Ce que donne le Seigneur une fois que nous lui avons remis notre volonté.

1 Plus notre âme est résolue, et plus nous prouvons par nos actes que les paroles que nous lui adressons ne sont pas des formules de pure politesse, plus le Seigneur nous approche de lui, et élève notre âme au-dessus de toutes les choses de ce monde et d'elle-même, afin de la rendre apte à recevoir de hautes faveurs divines ; puisqu'il ne cesse de la récompenser de ce don en cette vie. Il estime tant ce service que nous ne savons plus quoi demander, et Sa Majesté ne se lasse jamais de donner. Non content d'avoir fait de cette âme une même chose avec lui - puisqu'il l'a transmuée en sa propre substance - il commence à mettre en elle ses délices, à lui découvrir des secrets, à se réjouir de ce qu'elle comprend les richesses qu'elle a gagnées, et de ce qu'elle entrevoit quelque peu les biens qu'il lui réserve encore. Il lui fait perdre peu à peu l'usage de ses sens extérieurs afin que rien ne puisse la distraire. Cet état s'appelle le ravissement. Et il commence à montrer à l'âme tant d'amitié que non seulement il lui rend sa volonté, mais lui donne en même temps la sienne propre ; dès lors qu'il la traite avec tant d'intimité, le Seigneur aime à voir les deux volontés commander à tour de rôle, comme on dit, et il accomplit ce qu'elle lui demande, du moment qu'elle fait ce qu'il lui ordonne ; mais il le fait beaucoup mieux qu'elle, parce qu'il est tout-puissant, qu'il peut tout ce qu'il veut, et qu'il ne cesse de vouloir.

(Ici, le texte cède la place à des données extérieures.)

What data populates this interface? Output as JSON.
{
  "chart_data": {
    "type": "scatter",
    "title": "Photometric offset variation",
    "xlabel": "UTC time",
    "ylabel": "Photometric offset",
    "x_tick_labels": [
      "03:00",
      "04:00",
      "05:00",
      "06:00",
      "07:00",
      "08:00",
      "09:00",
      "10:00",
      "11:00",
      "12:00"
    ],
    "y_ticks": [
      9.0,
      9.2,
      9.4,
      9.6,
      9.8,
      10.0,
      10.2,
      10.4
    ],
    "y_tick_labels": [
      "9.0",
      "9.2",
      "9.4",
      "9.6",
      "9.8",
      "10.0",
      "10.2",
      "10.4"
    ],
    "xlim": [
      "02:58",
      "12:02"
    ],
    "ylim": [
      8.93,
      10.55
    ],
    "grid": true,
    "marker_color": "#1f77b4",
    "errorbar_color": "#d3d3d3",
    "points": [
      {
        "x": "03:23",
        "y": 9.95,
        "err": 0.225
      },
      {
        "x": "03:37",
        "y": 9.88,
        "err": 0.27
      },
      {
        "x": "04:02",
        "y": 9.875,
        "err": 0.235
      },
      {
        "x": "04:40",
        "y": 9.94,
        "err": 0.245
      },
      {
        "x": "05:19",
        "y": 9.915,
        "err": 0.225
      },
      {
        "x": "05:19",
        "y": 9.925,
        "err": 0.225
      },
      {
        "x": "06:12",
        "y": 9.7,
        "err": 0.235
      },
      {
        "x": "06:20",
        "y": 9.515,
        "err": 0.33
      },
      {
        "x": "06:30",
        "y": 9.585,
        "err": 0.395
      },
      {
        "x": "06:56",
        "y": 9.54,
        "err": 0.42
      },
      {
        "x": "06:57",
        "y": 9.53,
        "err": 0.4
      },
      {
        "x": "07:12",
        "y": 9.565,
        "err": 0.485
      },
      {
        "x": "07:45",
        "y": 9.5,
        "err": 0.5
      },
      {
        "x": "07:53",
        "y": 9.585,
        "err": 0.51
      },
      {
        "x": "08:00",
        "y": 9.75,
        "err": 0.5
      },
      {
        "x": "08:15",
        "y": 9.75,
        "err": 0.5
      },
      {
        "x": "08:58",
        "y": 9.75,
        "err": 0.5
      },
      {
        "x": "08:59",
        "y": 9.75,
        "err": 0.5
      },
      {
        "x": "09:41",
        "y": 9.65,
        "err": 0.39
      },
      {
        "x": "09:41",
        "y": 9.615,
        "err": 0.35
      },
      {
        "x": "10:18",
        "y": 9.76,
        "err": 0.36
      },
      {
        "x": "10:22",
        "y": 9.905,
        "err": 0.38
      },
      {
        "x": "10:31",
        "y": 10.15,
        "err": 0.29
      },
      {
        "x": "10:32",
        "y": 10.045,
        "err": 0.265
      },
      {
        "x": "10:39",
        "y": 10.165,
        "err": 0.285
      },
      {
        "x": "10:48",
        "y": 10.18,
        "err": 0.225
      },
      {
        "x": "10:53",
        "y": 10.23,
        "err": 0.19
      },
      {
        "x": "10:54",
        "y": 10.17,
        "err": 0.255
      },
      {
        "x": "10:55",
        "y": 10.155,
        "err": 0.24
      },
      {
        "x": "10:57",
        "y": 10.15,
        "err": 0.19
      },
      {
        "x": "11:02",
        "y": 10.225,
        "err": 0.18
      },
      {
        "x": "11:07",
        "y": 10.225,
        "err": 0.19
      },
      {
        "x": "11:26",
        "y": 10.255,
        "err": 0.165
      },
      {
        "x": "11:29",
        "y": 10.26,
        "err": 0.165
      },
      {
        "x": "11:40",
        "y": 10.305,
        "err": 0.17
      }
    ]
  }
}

2 La pauvre âme a beau vouloir, elle est souvent incapable de réaliser ce qu'elle voudrait ; elle ne peut rien, à moins qu'on ne lui en donne le pouvoir ; elle est de plus en plus endettée, et comme elle voudrait payer une partie de ce qu'elle doit, elle ne cesse de se tourmenter en se voyant sujette aux inconvénients résultant de son emprisonnement dans le corps. Mais elle est bien sotte de se tourmenter ! Alors même qu'elle ferait tout ce qui dépend d'elle, que peut-elle payer puisqu'elle ne peut rien donner si elle n'a tout d'abord reçu ? Elle ne peut que se connaître elle-même, et accomplir parfaitement ce qui est en son pouvoir, c'est-à-dire : faire don de sa volonté. Étant donné que la nature de cette oraison, et ce que l'âme doit faire quand elle y est élevée a déjà - comme je l'ai dit - été mentionné ailleurs, et que j'ai longuement décrit ce que l'âme ressent dans cet état d'oraison, et la connaissance qu'elle a de l'oeuvre de Dieu en elle, je ne fais ici qu'effleurer ces choses sur l'oraison, à seule fin de vous montrer comment vous devez réciter cette prière du Paternoster.

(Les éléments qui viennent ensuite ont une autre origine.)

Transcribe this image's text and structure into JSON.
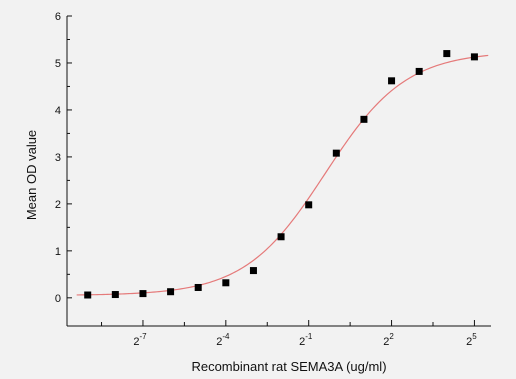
{
  "chart_data": {
    "type": "scatter",
    "xlabel": "Recombinant rat SEMA3A (ug/ml)",
    "ylabel": "Mean OD value",
    "x_scale": "log2",
    "xlim_log2": [
      -9.75,
      5.6
    ],
    "ylim": [
      -0.6,
      6
    ],
    "y_ticks": [
      "0",
      "1",
      "2",
      "3",
      "4",
      "5",
      "6"
    ],
    "x_tick_labels": [
      {
        "base": "2",
        "exp": "-7",
        "log2": -7
      },
      {
        "base": "2",
        "exp": "-4",
        "log2": -4
      },
      {
        "base": "2",
        "exp": "-1",
        "log2": -1
      },
      {
        "base": "2",
        "exp": "2",
        "log2": 2
      },
      {
        "base": "2",
        "exp": "5",
        "log2": 5
      }
    ],
    "minor_ticks_log2": [
      -8.5,
      -5.5,
      -2.5,
      0.5,
      3.5
    ],
    "points": [
      {
        "x_log2": -9,
        "y": 0.06
      },
      {
        "x_log2": -8,
        "y": 0.07
      },
      {
        "x_log2": -7,
        "y": 0.09
      },
      {
        "x_log2": -6,
        "y": 0.13
      },
      {
        "x_log2": -5,
        "y": 0.22
      },
      {
        "x_log2": -4,
        "y": 0.32
      },
      {
        "x_log2": -3,
        "y": 0.58
      },
      {
        "x_log2": -2,
        "y": 1.3
      },
      {
        "x_log2": -1,
        "y": 1.98
      },
      {
        "x_log2": 0,
        "y": 3.08
      },
      {
        "x_log2": 1,
        "y": 3.8
      },
      {
        "x_log2": 2,
        "y": 4.62
      },
      {
        "x_log2": 3,
        "y": 4.82
      },
      {
        "x_log2": 4,
        "y": 5.2
      },
      {
        "x_log2": 5,
        "y": 5.13
      }
    ],
    "fit": {
      "model": "4PL",
      "bottom": 0.05,
      "top": 5.25,
      "ec50_log2": -0.4,
      "slope": 0.45,
      "color": "#e57a7a"
    },
    "marker_color": "#000000"
  }
}
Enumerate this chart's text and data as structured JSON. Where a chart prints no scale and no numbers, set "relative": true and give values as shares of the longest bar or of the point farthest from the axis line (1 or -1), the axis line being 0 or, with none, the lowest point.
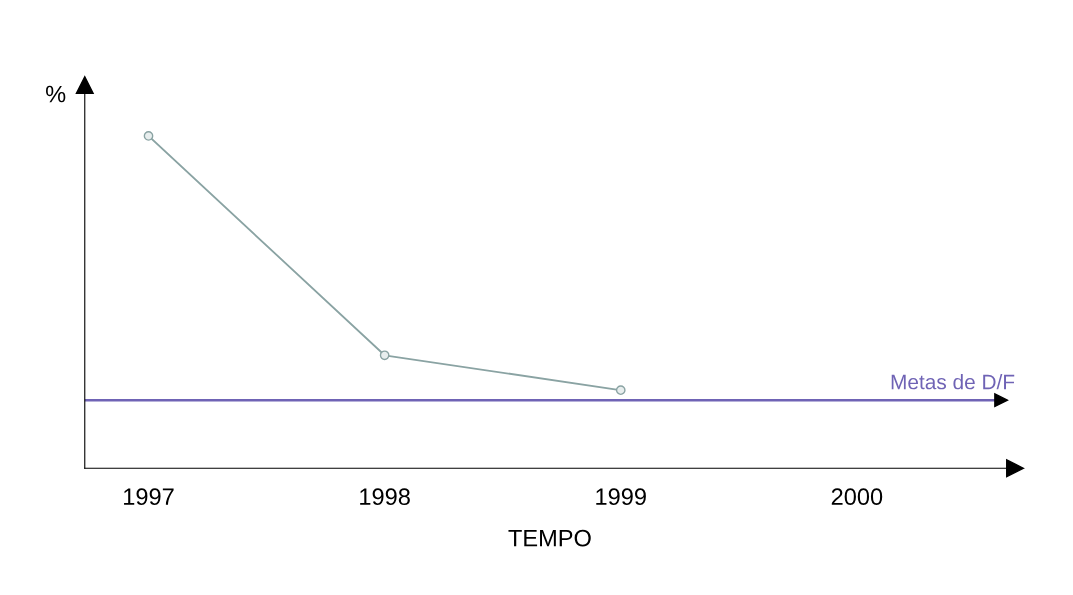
{
  "chart_data": {
    "type": "line",
    "relative": true,
    "ylabel": "%",
    "xlabel": "TEMPO",
    "categories": [
      "1997",
      "1998",
      "1999",
      "2000"
    ],
    "series": [
      {
        "color": "#8aa3a3",
        "values": [
          1,
          0.34,
          0.235,
          null
        ]
      }
    ],
    "marker": "circle",
    "grid": false,
    "tick_labels": "x",
    "ref_lines": [
      {
        "axis": "y",
        "value": 0.205,
        "label": "Metas de D/F",
        "color": "#6f63b5",
        "line_style": "solid"
      }
    ]
  }
}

3 Je vous donne un conseil 283 : ne pensez pas arriver à cet état par vos efforts ou votre habileté, ce serait vain ; au contraire, si vous aviez de la dévotion, vous tomberiez dans la froideur ; dites plutôt avec simplicité et humilité, car c'est l'humilité qui vient à bout de tout : " Fiat voluntas tua. "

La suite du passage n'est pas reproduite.